As long as the diesel fuel supply is maintained then data centres should have any issues maintaining the load. After that, it is a time issue. Power cuts of a few hours should not cause significant problems. However, if power cuts last for days within a single week and there is a scramble for fuel, then things could become problematic.
- How confident would you say operators are they feeling in the government’s assurances that blackout are unlikely to occur?
The word of the moment is ‘stability’ however these are uncertain times. With the National Grid already issuing statements about possible planned blackouts in January and February, even if they are saying this is ‘an unlikely base case’, then hope for the best and plan for the worst is how data centre firms are approaching this winter. Companies are speaking with their suppliers. It is the responsible thing to do.
- What contingency plans do operators have in place to protect their clients from the impact of blackouts?
Most data centres will have between 24 - 48 hours of fuel to run at full load.
- If blackouts become a reality and operators are asked to disconnect from the grid or pass their surplus power back to the grid, do you think this is a concept or idea that operators would be willing to get on board with? If not/so, why?
It may need the entire DC community to get together to support the grid. We could be facing a situation where it could be the grid operator who tells data centres to disconnect from the grid and run their generators for several hours at times of energy rationing [constrained capacity]. Demand response (DR) is the adjustment in demand relative to grid generating capacity, designed to address supply and demand imbalance.
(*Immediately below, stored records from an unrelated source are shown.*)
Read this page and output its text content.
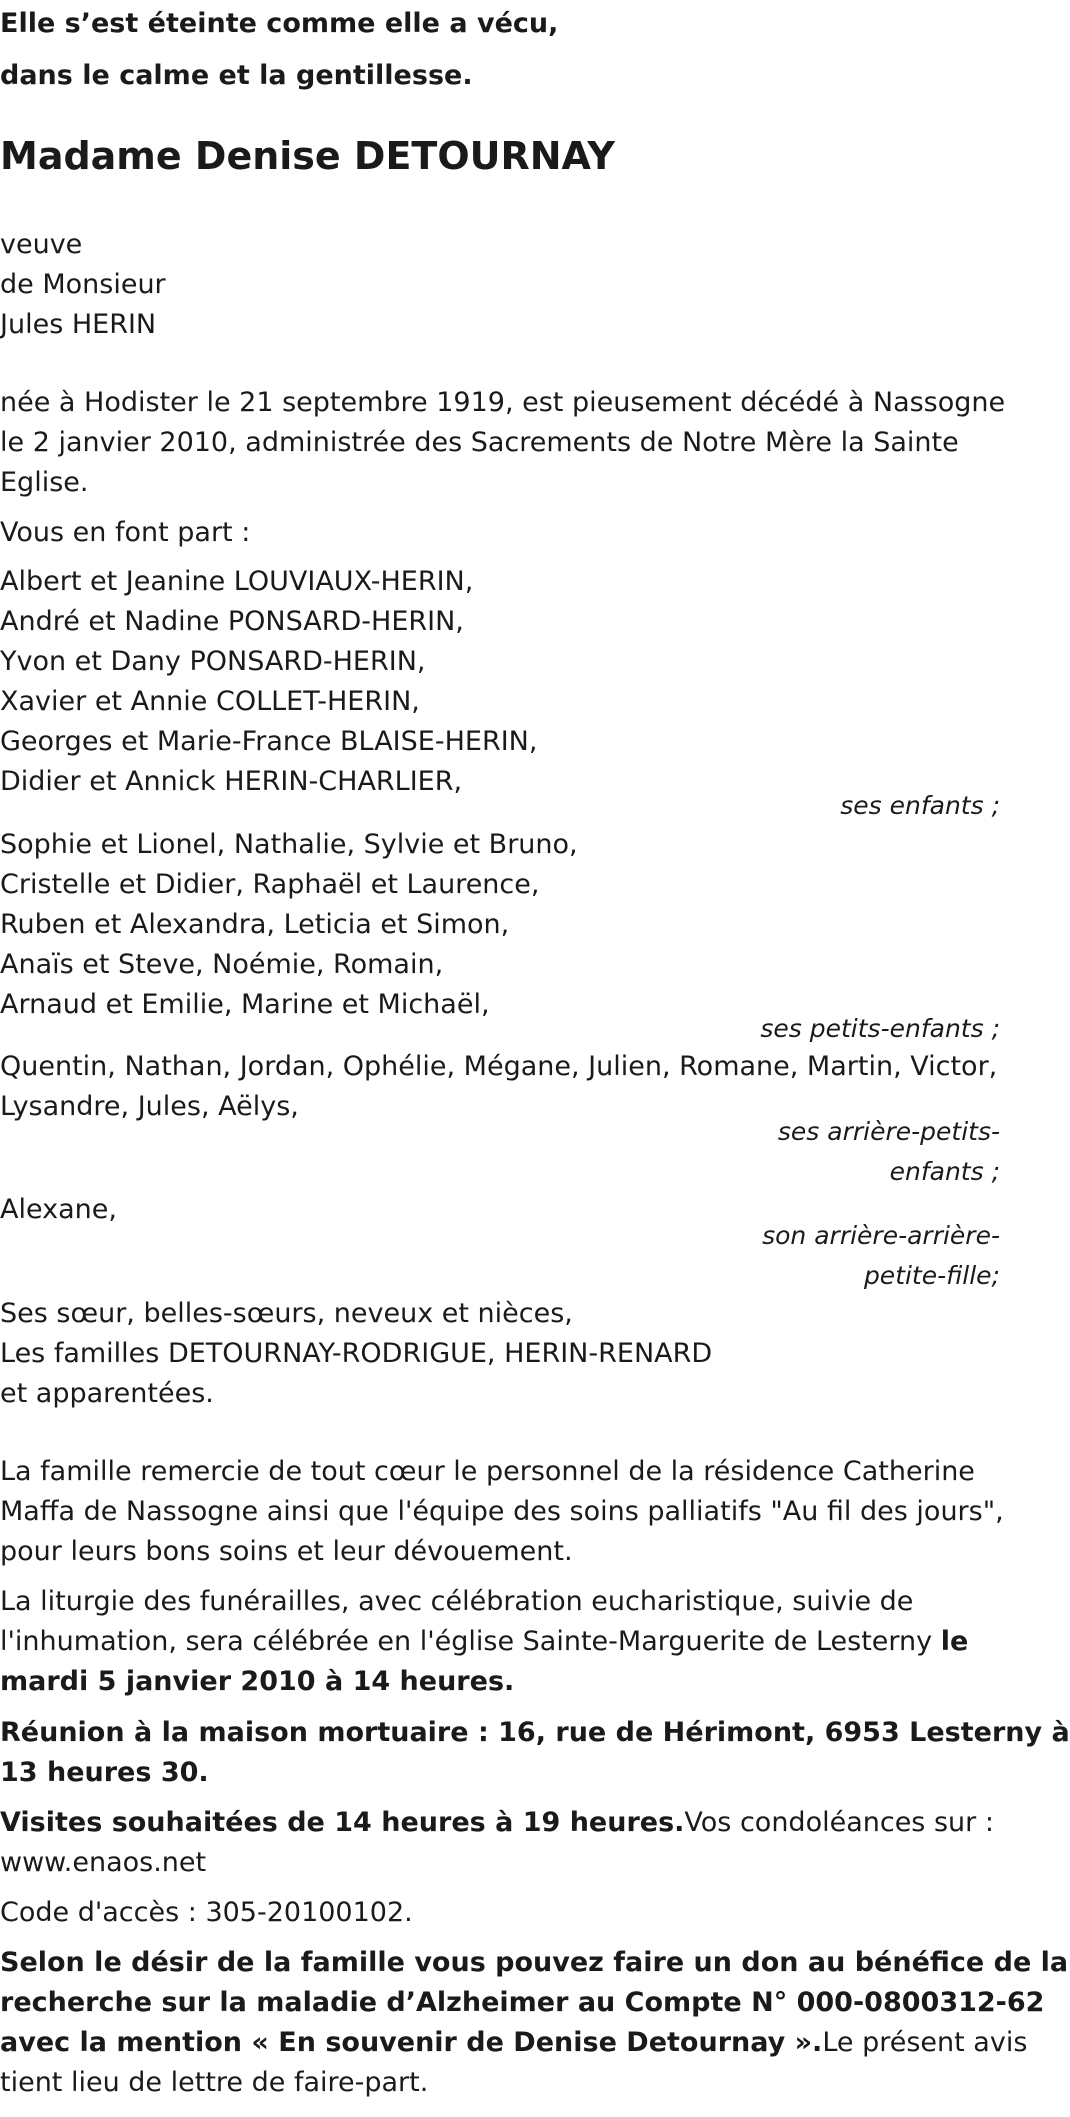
Elle s’est éteinte comme elle a vécu,
dans le calme et la gentillesse.
Madame Denise DETOURNAY
veuve
de Monsieur
Jules HERIN
née à Hodister le 21 septembre 1919, est pieusement décédé à Nassogne
le 2 janvier 2010, administrée des Sacrements de Notre Mère la Sainte
Eglise.
Vous en font part :
Albert et Jeanine LOUVIAUX-HERIN,
André et Nadine PONSARD-HERIN,
Yvon et Dany PONSARD-HERIN,
Xavier et Annie COLLET-HERIN,
Georges et Marie-France BLAISE-HERIN,
Didier et Annick HERIN-CHARLIER,
ses enfants ;
Sophie et Lionel, Nathalie, Sylvie et Bruno,
Cristelle et Didier, Raphaël et Laurence,
Ruben et Alexandra, Leticia et Simon,
Anaïs et Steve, Noémie, Romain,
Arnaud et Emilie, Marine et Michaël,
ses petits-enfants ;
Quentin, Nathan, Jordan, Ophélie, Mégane, Julien, Romane, Martin, Victor,
Lysandre, Jules, Aëlys,
ses arrière-petits-
enfants ;
Alexane,
son arrière-arrière-
petite-fille;
Ses sœur, belles-sœurs, neveux et nièces,
Les familles DETOURNAY-RODRIGUE, HERIN-RENARD
et apparentées.
La famille remercie de tout cœur le personnel de la résidence Catherine
Maffa de Nassogne ainsi que l'équipe des soins palliatifs "Au fil des jours",
pour leurs bons soins et leur dévouement.
La liturgie des funérailles, avec célébration eucharistique, suivie de
l'inhumation, sera célébrée en l'église Sainte-Marguerite de Lesterny le
mardi 5 janvier 2010 à 14 heures.
Réunion à la maison mortuaire : 16, rue de Hérimont, 6953 Lesterny à
13 heures 30.
Visites souhaitées de 14 heures à 19 heures.Vos condoléances sur :
www.enaos.net
Code d'accès : 305-20100102.
Selon le désir de la famille vous pouvez faire un don au bénéfice de la
recherche sur la maladie d’Alzheimer au Compte N° 000-0800312-62
avec la mention « En souvenir de Denise Detournay ».Le présent avis
tient lieu de lettre de faire-part.
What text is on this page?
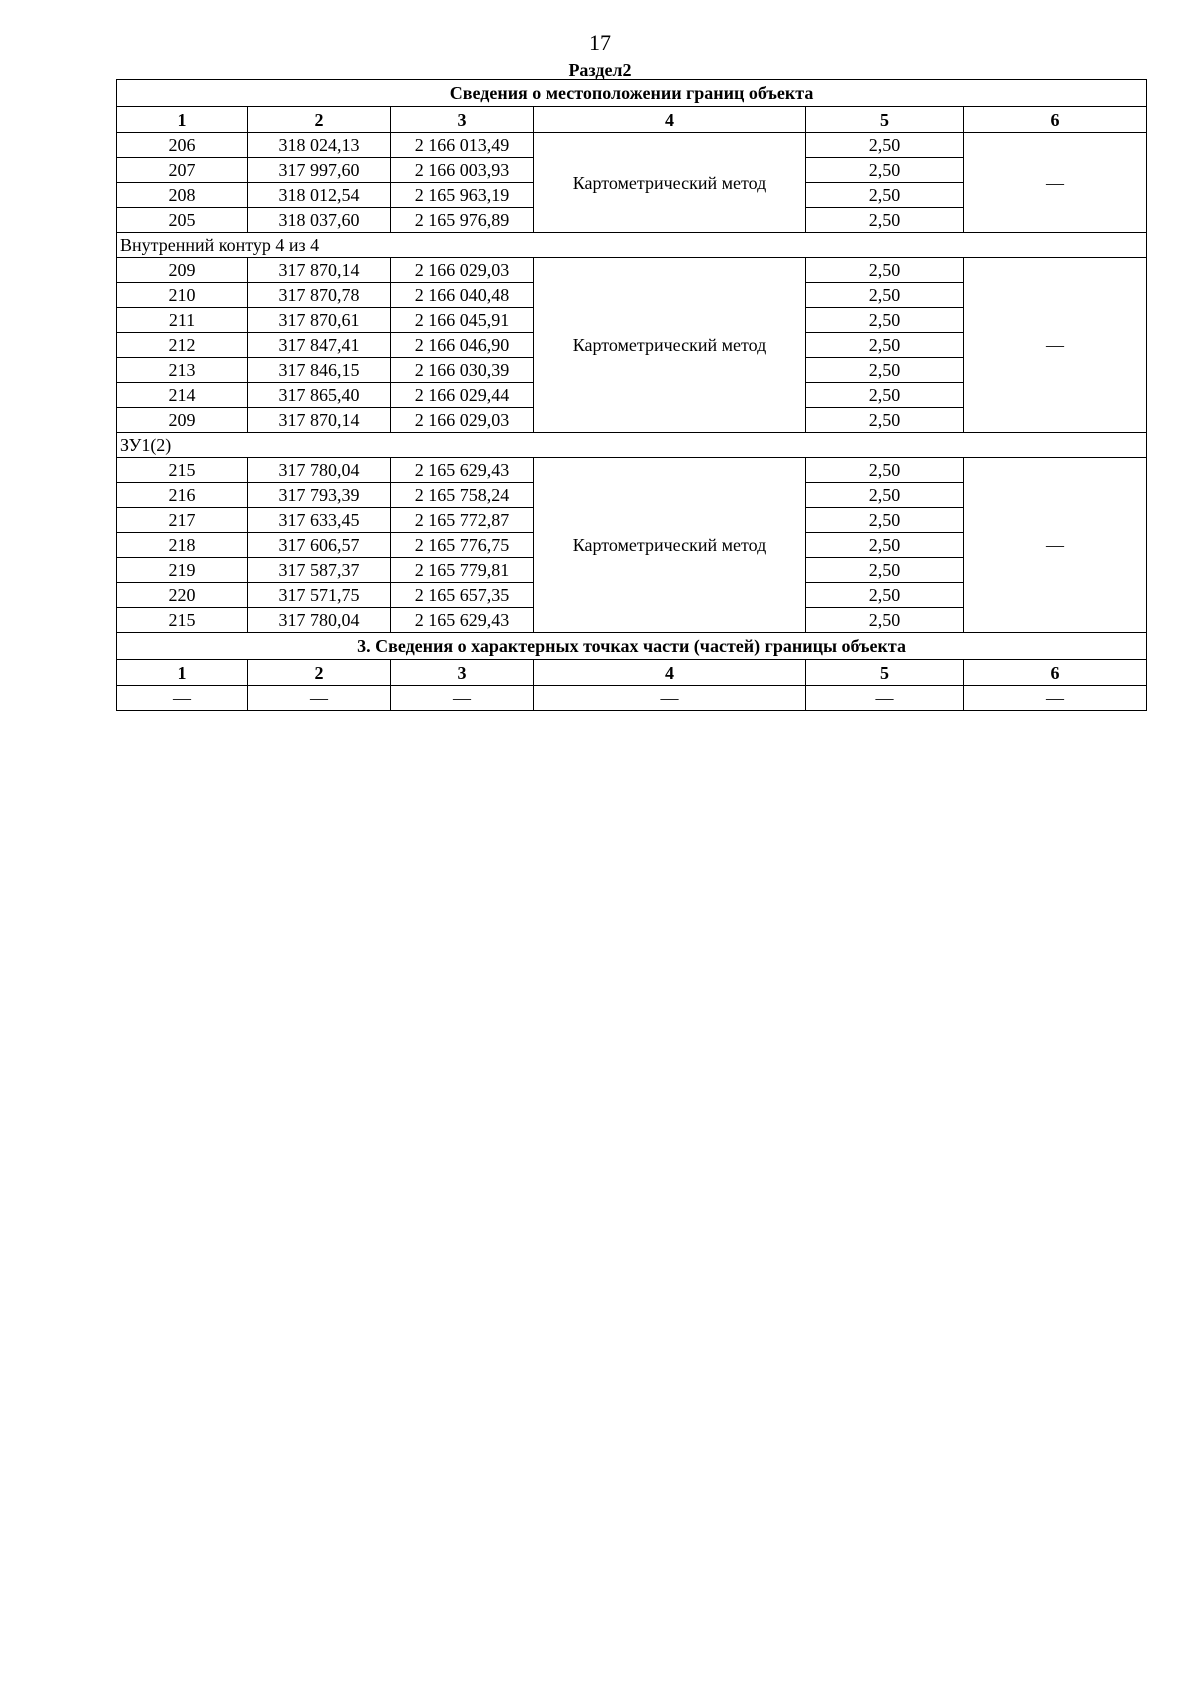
17
Раздел2
Сведения о местоположении границ объекта					
1	2	3	4	5	6
206	318 024,13	2 166 013,49	Картометрический метод	2,50	—
207	317 997,60	2 166 003,93		2,50	
208	318 012,54	2 165 963,19		2,50	
205	318 037,60	2 165 976,89		2,50	
Внутренний контур 4 из 4					
209	317 870,14	2 166 029,03	Картометрический метод	2,50	—
210	317 870,78	2 166 040,48		2,50	
211	317 870,61	2 166 045,91		2,50	
212	317 847,41	2 166 046,90		2,50	
213	317 846,15	2 166 030,39		2,50	
214	317 865,40	2 166 029,44		2,50	
209	317 870,14	2 166 029,03		2,50	
ЗУ1(2)					
215	317 780,04	2 165 629,43	Картометрический метод	2,50	—
216	317 793,39	2 165 758,24		2,50	
217	317 633,45	2 165 772,87		2,50	
218	317 606,57	2 165 776,75		2,50	
219	317 587,37	2 165 779,81		2,50	
220	317 571,75	2 165 657,35		2,50	
215	317 780,04	2 165 629,43		2,50	
3. Сведения о характерных точках части (частей) границы объекта					
1	2	3	4	5	6
—	—	—	—	—	—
There are several types.
Load Curtailment or load shedding is the simplest and most obvious type of DR participation, where the data centre disconnects from the grid and runs on its generators in island mode.
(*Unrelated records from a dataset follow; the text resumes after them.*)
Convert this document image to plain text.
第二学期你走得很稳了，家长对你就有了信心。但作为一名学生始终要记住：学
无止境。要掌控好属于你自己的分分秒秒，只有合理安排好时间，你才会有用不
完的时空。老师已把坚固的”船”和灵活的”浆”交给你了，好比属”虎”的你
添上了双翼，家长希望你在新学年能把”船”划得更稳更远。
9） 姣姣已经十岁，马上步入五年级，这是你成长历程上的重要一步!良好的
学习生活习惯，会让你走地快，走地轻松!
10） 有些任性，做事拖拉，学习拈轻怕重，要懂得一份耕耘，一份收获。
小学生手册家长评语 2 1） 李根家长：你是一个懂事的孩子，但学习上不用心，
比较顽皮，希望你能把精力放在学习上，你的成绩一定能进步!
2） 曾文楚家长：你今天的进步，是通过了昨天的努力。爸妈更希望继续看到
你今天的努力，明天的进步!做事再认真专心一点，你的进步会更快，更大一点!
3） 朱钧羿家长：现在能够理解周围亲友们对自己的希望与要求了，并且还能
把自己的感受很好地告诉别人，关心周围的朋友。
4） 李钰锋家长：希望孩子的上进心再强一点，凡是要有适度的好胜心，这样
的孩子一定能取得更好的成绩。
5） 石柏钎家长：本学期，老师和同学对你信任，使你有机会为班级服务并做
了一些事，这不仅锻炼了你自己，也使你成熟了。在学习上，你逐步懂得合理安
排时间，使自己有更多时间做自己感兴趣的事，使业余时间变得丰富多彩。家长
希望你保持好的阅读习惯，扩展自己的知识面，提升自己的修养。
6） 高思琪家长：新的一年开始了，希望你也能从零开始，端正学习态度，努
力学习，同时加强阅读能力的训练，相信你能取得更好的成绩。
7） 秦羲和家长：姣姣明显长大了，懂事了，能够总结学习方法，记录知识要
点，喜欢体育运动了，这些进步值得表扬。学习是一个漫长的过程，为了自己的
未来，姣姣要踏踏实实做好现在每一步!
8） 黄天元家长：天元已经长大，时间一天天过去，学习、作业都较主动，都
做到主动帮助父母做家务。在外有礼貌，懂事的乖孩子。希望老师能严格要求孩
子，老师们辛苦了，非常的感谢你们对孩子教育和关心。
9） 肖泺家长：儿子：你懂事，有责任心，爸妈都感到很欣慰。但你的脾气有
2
Load Shifting is when power consumption is reduced during a peak demand period by shifting energy use to another time. However, IT workload power use is typically not something that can be controlled by wholesale and colocation data centre operators.
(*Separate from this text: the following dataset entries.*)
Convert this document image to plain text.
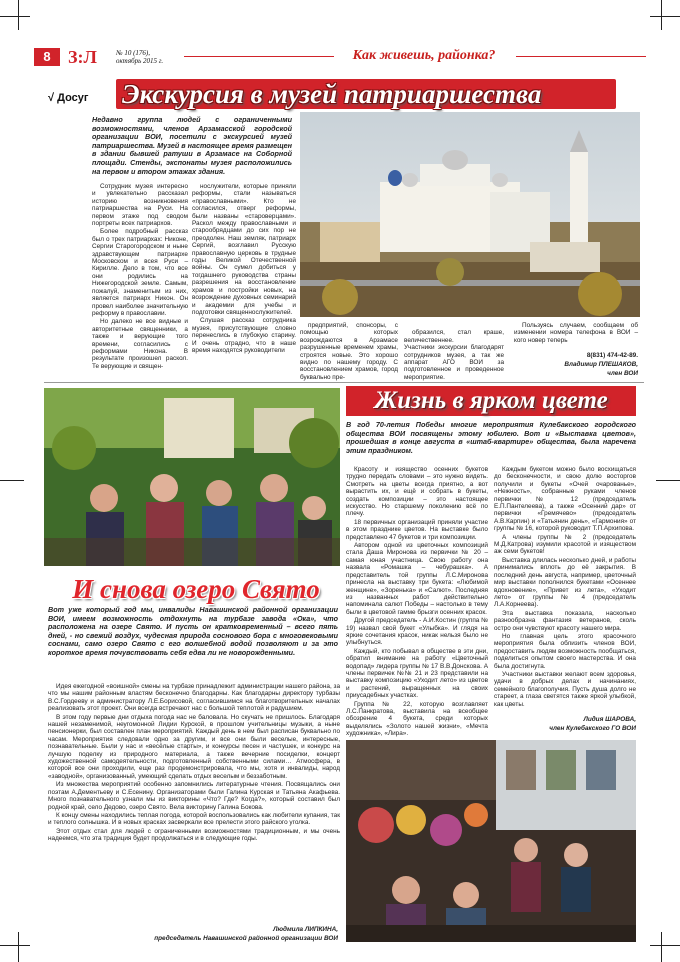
8 З:Л	№ 10 (176),
октябрь 2015 г.	Как живешь, районка?
√ Досуг Экскурсия в музей патриаршества
Недавно группа людей с ограниченными возможностями, членов Арзамасской городской организации ВОИ, посетили с экскурсией музей патриаршества. Музей в настоящее время размещен в здании бывшей ратуши в Арзамасе на Соборной площади. Стенды, экспонаты музея расположились на первом и втором этажах здания.

Сотрудник музея интересно и увлекательно рассказал историю возникновения патриаршества на Руси. На первом этаже под сводом портреты всех патриархов.

Более подробный рассказ был о трех патриархах: Никоне, Сергии Старогородском и ныне здравствующем патриархе Московском и всея Руси – Кирилле. Дело в том, что все они родились на Нижегородской земле. Самым, пожалуй, знаменитым из них, является патриарх Никон. Он провел наиболее значительную реформу в православии.

Но далеко не все видные и авторитетные священники, а также и верующие того времени, согласились с реформами Никона. В результате произошел раскол. Те верующие и священ-

нослужители, которые приняли реформы, стали называться «православными». Кто не согласился, отверг реформы, были названы «староверцами». Раскол между православными и старообрядцами до сих пор не преодолен. Наш земляк, патриарх Сергий, возглавил Русскую православную церковь в трудные годы Великой Отечественной войны. Он сумел добиться у тогдашнего руководства страны разрешения на восстановление храмов и постройки новых, на возрождение духовных семинарий и академии для учебы и подготовки священнослужителей.

Слушая рассказ сотрудника музея, присутствующие словно перенеслись в глубокую старину. И очень отрадно, что в наше время находятся руководители

предприятий, спонсоры, с помощью которых возрождаются в Арзамасе разрушенные временем храмы, строятся новые. Это хорошо видно по нашему городу. С восстановлением храмов, город буквально пре-

образился, стал краше, величественнее.
Участники экскурсии благодарят сотрудников музея, а так же аппарат АГО ВОИ за подготовленное и проведенное мероприятие.

Пользуясь случаем, сообщаем об изменении номера телефона в ВОИ – кого новер теперь

8(831) 474-42-89.
Владимир ПЛЕШАКОВ,
член ВОИ
И снова озеро Свято
Вот уже который год мы, инвалиды Навашинской районной организации ВОИ, имеем возможность отдохнуть на турбазе завода «Ока», что расположена на озере Свято. И пусть он кратковременный – всего пять дней, - но свежий воздух, чудесная природа соснового бора с многовековыми соснами, само озеро Свято с его волшебной водой позволяют и за это короткое время почувствовать себя едва ли не новорожденными.

Идея ежегодной «воишной» смены на турбазе принадлежит администрации нашего района, за что мы нашим районным властям бесконечно благодарны. Как благодарны директору турбазы В.С.Гордееву и администратору Л.Е.Борисовой, согласившимся на благотворительных началах реализовать этот проект. Они всегда встречают нас с большой теплотой и радушием.

В этом году первые дни отдыха погода нас не баловала. Но скучать не пришлось. Благодаря нашей незаменимой, неугомонной Лидии Курской, в прошлом учительницы музыки, а ныне пенсионерки, был составлен план мероприятий. Каждый день в нем был расписан буквально по часам. Мероприятия следовали одно за другим, и все они были веселые, интересные, познавательные. Были у нас и «весёлые старты», и конкурсы песен и частушек, и конкурс на лучшую поделку из природного материала, а также вечерние посиделки, концерт художественной самодеятельности, подготовленный собственными силами… Атмосфера, в которой все они проходили, еще раз продемонстрировала, что мы, хотя и инвалиды, народ «заводной», организованный, умеющий сделать отдых веселым и беззаботным.

Из множества мероприятий особенно запомнились литературные чтения. Посвящались они поэтам А.Дементьеву и С.Есенину. Организаторами были Галина Курская и Татьяна Акафьева. Много познавательного узнали мы из викторины «Что? Где? Когда?», который составил был родной край, село Дедово, озеро Свято. Вела викторину Галина Бокова.

К концу смены находились теплая погода, которой воспользовались как любители купания, так и теплого солнышка. И в новых красках засверкали все прелести этого райского уголка.

Этот отдых стал для людей с ограниченными возможностями традиционным, и мы очень надеемся, что эта традиция будет продолжаться и в следующие годы.

Людмила ЛИПКИНА,
председатель Навашинской районной организации ВОИ
Жизнь в ярком цвете
В год 70-летия Победы многие мероприятия Кулебакского городского общества ВОИ посвящены этому юбилею. Вот и «Выставка цветов», прошедшая в конце августа в «штаб-квартире» общества, была наречена этим праздником.

Красоту и изящество осенних букетов трудно передать словами – это нужно видеть. Смотреть на цветы всегда приятно, а вот вырастить их, и ещё и собрать в букеты, создать композиции – это настоящее искусство. Но старшему поколению всё по плечу.

18 первичных организаций приняли участие в этом празднике цветов. На выставке было представлено 47 букетов и три композиции.

Автором одной из цветочных композиций стала Даша Миронова из первички № 20 – самая юная участница. Свою работу она назвала «Ромашка – чебурашка». А представитель той группы Л.С.Миронова принесла на выставку три букета: «Любимой женщине», «Зоренька» и «Салют». Последняя из названных работ действительно напоминала салют Победы – настолько в тему были в цветовой гамме брызги осенних красок.

Другой председатель - А.И.Костин (группа № 19) назвал свой букет «Улыбка». И глядя на яркие сочетания красок, никак нельзя было не улыбнуться.

Каждый, кто побывал в обществе в эти дни, обратил внимание на работу «Цветочный водопад» лидера группы № 17 В.В.Донсковa. А члены первичек №№ 21 и 23 представили на выставку композицию «Уходит лето» из цветов и растений, выращенных на своих приусадебных участках.

Группа № 22, которую возглавляет Л.С.Панкратова, выставила на всеобщее обозрение 4 букета, среди которых выделялись «Золото нашей жизни», «Мечта художника», «Лира».

Каждым букетом можно было восхищаться до бесконечности, и свою долю восторгов получили и букеты «Очей очарованье», «Нежность», собранные руками членов первички № 12 (председатель Е.П.Пантелеева), а также «Осенний дар» от первички «Гремячево» (председатель А.В.Карпин) и «Татьянин день», «Гармония» от группы № 16, которой руководит Т.П.Архипова.

А члены группы № 2 (председатель М.Д.Катрова) изумили красотой и изяществом аж семи букетов!

Выставка длилась несколько дней, и работы принимались вплоть до её закрытия. В последний день августа, например, цветочный мир выставки пополнился букетами «Осеннее вдохновение», «Привет из лета», «Уходит лето» от группы № 4 (председатель Л.А.Корнеева).

Эта выставка показала, насколько разнообразна фантазия ветеранов, сколь остро они чувствуют красоту нашего мира.

Но главная цель этого красочного мероприятия была облизить членов ВОИ, предоставить людям возможность пообщаться, поделиться опытом своего мастерства. И она была достигнута.

Участники выставки желают всем здоровья, удачи в добрых делах и начинаниях, семейного благополучия. Пусть душа долго не стареет, а глаза светятся также яркой улыбкой, как цветы.

Лидия ШАРОВА,
член Кулебакского ГО ВОИ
Short Term Operating Reserve (STOR) and Load Reduction occurs when the utility requests additional power when the actual demand is higher than forecast, or in the event of unforeseen generation unavailability.
Frequency response is often the most lucrative DR program. It could be used by utilities to counter unplanned power generation and load imbalance that would otherwise cause a frequency stability problem
The main issue currently is that most data centre operators do not participate in demand response. However, this is likely to change, and rolling backouts may be the catalyst for widespread DR adoption.
Generally, data centres are not configured to export energy back to the grid. This also will have to change.
- Do you anticipate any pushback at all from providers if told to shutdown during blackout periods, given the important role they (and their clients) play in keeping our digital economy ticking over?
It depends how bad things get. Data centres are part of the national critical infrastructure must remain operational. Inevitably, there will be an increased rate of data centre failures if utility blackouts occur. The ramifications will vary depending on who’s affected, and the duration and frequency of the utility blackouts.